Biology A level classes in the 1970s often involved frogs making the ultimate sacrifice for the benefit of their dissector’s knowledge of what lies beneath the amphibian skin. As far as I remember, it was not however common practice to test the widely-held belief that a frog in a water bath would tolerate a slowly rising temperature and die from heat exposure before attempting to escape. Dedicated scientists have proved that this is not the case. Hot frogs jump.
Every myth has a core of truth, and amphibians, of course, adapt to their ambient temperature allowing them to hibernate in the near freezing mud at the bottom of a garden pond and bask in the sun on the deck of a duck island with equal sang froid (or chaud).

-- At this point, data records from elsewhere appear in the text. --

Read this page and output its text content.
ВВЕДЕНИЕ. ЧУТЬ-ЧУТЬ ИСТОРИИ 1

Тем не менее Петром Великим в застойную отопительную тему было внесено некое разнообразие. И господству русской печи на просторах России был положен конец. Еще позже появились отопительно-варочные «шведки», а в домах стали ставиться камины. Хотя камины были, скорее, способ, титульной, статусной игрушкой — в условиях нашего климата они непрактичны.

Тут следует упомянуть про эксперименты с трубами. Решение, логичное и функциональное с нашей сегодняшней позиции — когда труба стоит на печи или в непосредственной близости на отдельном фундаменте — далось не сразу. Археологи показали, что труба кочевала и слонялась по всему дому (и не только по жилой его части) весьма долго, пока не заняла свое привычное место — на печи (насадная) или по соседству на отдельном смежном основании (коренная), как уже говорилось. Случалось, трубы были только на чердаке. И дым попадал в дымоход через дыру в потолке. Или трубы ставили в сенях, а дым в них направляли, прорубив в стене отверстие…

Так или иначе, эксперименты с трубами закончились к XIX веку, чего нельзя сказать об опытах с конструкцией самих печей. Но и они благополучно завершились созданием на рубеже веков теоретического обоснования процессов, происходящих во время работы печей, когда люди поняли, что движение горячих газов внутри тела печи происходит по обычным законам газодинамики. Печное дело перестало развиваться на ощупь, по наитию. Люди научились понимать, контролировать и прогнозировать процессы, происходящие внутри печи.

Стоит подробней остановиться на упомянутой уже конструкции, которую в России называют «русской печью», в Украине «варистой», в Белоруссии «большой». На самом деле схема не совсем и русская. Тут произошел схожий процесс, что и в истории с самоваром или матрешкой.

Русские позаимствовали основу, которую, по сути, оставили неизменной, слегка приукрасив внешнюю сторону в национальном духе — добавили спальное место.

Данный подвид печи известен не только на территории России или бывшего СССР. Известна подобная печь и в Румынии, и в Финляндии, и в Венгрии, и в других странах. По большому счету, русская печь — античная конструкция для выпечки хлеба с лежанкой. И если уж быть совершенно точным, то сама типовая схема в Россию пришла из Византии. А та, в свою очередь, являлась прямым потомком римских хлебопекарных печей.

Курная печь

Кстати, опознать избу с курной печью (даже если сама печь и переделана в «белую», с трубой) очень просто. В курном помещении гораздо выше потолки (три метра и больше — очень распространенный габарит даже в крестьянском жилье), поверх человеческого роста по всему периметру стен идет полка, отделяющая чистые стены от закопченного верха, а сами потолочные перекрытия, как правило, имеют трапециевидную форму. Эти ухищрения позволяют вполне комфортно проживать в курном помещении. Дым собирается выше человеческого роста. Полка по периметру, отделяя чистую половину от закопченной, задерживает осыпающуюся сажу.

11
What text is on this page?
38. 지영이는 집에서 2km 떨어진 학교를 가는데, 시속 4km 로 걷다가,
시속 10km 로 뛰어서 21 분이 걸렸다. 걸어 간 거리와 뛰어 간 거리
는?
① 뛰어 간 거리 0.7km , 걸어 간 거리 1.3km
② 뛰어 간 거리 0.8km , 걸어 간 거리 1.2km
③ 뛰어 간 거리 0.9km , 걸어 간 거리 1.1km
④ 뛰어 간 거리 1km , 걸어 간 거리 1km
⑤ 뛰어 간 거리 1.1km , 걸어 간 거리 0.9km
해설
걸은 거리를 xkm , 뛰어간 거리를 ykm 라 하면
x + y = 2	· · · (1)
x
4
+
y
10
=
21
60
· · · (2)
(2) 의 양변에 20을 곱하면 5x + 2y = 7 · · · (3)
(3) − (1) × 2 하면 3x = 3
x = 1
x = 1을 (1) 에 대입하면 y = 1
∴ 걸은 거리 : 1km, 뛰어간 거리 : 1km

General practitioners have this amphibian quality in their tolerance of work. Over the course of my career I have seen the work load of general practice intensify. The John Wayne contract has evolved to leave the boundaries of the job perilously ill-defined. A man’s gotta do what a man’s gotta do says little about work-life balance. GPs are the victims of their own ingenuity, altruism, and opportunism. When you run a for-profit small business, you don’t turn down an offer of a new way to make money. Given this basic physiology of general practice, successive governments have found that you can slowly turn the heat up under primary care with very little sign of complaint and almost no evidence of distress. The GPs just seem to be swimming a little faster—seems like a good thing?
Two government initiatives have simultaneously raised the heat in the last few months.
The first is the Health and Social Care Bill which seeks to place unrealistic expectations upon general practitioners who lack the skills, time, and inclination to shoulder the burden of rationing that is the proper duty of the Department of Health and the ministers who raise the taxes that fund the NHS.
The second relates to pensions reform. It is not the rise in pension contributions that will be a problem for GPs, who are well paid and have secure jobs—no, it is the rise in retirement age that is the trouble. The job is exhausting. Meeting a new patient every ten minutes, creating an empathic space in which literally any problem can be presented for consideration, searching for the lethal needle in the symptom haystack and managing the undiagnosable, the incurable, and the insatiable wears a chap out. Let alone running the NHS in your spare time and saving £20 billion while you are at it.
The profession is slowly waking up to the bill which solves none of the problems of the NHS but dumps responsibility as far from politicians as they can throw it. Raising the retirement age to 68 makes an impossible job unsupportable. It is a fatal combination of intensity and duration.
The water is too hot. The frogs will jump.